Mixture of Chapters: Scaling Learnt Memory in Transformers

TL;DR

This paper introduces learnable sparse memory banks with chapter-based routing for transformers, enabling scalable knowledge storage and retrieval, improving performance, and robustness in training and fine-tuning.

Contribution

It proposes a novel scalable memory architecture with chapter-based routing, enhancing transformer capacity and knowledge retention beyond standard models.

Findings

Scales memory to 262K tokens with manageable computation.

Outperforms iso-FLOP baseline transformers on pre-training and fine-tuning.

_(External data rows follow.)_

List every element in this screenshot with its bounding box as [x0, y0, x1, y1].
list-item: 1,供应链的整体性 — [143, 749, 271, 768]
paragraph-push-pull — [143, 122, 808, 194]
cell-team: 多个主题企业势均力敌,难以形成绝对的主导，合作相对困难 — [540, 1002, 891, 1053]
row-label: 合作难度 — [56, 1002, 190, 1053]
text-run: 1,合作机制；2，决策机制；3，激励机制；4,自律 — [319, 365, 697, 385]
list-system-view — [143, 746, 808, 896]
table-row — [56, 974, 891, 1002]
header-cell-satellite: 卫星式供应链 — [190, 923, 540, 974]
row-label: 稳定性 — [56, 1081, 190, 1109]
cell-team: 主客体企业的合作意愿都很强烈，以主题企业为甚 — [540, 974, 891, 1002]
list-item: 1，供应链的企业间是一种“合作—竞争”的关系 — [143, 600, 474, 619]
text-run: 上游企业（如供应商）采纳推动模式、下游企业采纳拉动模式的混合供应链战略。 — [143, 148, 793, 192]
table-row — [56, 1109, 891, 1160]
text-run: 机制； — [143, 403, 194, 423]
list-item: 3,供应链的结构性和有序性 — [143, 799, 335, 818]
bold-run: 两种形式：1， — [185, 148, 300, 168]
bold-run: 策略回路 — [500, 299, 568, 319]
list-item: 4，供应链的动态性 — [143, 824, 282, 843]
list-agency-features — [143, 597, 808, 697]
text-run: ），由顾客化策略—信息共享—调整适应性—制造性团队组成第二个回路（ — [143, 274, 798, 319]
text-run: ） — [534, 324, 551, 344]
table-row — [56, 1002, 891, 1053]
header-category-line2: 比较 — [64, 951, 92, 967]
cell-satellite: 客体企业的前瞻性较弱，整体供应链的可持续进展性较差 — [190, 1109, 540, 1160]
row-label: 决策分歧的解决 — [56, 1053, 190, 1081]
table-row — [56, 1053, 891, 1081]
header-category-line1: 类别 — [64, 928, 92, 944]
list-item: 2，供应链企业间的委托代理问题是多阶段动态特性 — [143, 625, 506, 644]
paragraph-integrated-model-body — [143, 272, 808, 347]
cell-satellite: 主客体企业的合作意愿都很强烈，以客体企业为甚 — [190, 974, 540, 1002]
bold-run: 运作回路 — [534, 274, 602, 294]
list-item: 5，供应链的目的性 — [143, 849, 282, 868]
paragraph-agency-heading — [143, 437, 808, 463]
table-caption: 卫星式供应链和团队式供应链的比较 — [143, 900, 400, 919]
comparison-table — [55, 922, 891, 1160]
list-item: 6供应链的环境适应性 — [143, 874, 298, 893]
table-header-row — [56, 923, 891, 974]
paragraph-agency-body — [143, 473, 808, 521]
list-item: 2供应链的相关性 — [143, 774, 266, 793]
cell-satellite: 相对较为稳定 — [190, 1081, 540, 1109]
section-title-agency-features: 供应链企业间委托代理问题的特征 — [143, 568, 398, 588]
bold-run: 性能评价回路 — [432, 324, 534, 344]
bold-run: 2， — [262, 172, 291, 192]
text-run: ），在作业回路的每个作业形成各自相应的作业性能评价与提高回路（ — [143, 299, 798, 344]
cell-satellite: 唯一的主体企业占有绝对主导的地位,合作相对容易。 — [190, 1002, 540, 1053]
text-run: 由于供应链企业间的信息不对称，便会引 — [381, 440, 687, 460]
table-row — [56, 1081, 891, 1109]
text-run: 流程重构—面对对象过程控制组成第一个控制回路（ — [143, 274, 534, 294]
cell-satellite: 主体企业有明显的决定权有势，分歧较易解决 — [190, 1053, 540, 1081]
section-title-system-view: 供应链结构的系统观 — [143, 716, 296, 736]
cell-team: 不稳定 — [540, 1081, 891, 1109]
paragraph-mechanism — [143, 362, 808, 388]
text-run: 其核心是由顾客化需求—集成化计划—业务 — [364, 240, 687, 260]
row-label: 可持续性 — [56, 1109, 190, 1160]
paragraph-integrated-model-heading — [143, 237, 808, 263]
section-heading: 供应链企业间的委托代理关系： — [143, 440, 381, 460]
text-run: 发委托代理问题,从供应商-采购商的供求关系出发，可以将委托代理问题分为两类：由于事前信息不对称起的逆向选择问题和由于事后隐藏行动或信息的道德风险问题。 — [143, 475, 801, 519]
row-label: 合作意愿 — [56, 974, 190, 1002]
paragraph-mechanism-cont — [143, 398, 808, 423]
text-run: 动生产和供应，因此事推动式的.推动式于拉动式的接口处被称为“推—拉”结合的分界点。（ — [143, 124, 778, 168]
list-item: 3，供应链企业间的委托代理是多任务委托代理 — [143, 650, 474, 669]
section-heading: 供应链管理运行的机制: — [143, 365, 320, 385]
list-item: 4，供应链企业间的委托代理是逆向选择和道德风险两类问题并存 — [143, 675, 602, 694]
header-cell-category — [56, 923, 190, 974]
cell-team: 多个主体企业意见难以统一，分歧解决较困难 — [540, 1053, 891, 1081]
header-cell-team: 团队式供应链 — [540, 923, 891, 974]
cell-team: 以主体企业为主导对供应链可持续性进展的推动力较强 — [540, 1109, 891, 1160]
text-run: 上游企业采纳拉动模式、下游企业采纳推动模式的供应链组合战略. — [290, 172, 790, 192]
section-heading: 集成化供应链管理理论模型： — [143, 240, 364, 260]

Shows improved knowledge retention and robustness to forgetting.

Abstract

Transformers lack an explicit architectural mechanism for storing and organizing knowledge acquired during training. We introduce learnable sparse memory banks: a set of latent tokens, randomly initialized and trained end-to-end, that transformer layers query via cross-attention to retrieve stored knowledge. To scale memory capacity without prohibitive attention costs, we propose chapter-based routing inspired by Mixture-of-Experts architectures, partitioning the memory bank into chapters and training a router to select relevant subsets per input. This enables scaling to 262K memory tokens while maintaining tractable computation. We evaluate our approach against standard transformers (in iso-FLOP settings) on pre-training and instruction fine-tuning across relevant benchmarks. Our models surpass iso-FLOP baselines suggesting scope for a new axis of scaling, demonstrating that explicit associative memory provides complementary capacity to what is captured implicitly in model parameters. Additionally, we observe improved knowledge retention under continued training, with robustness to forgetting when transitioning between training phases (e.g., pretraining to instruction fine-tuning).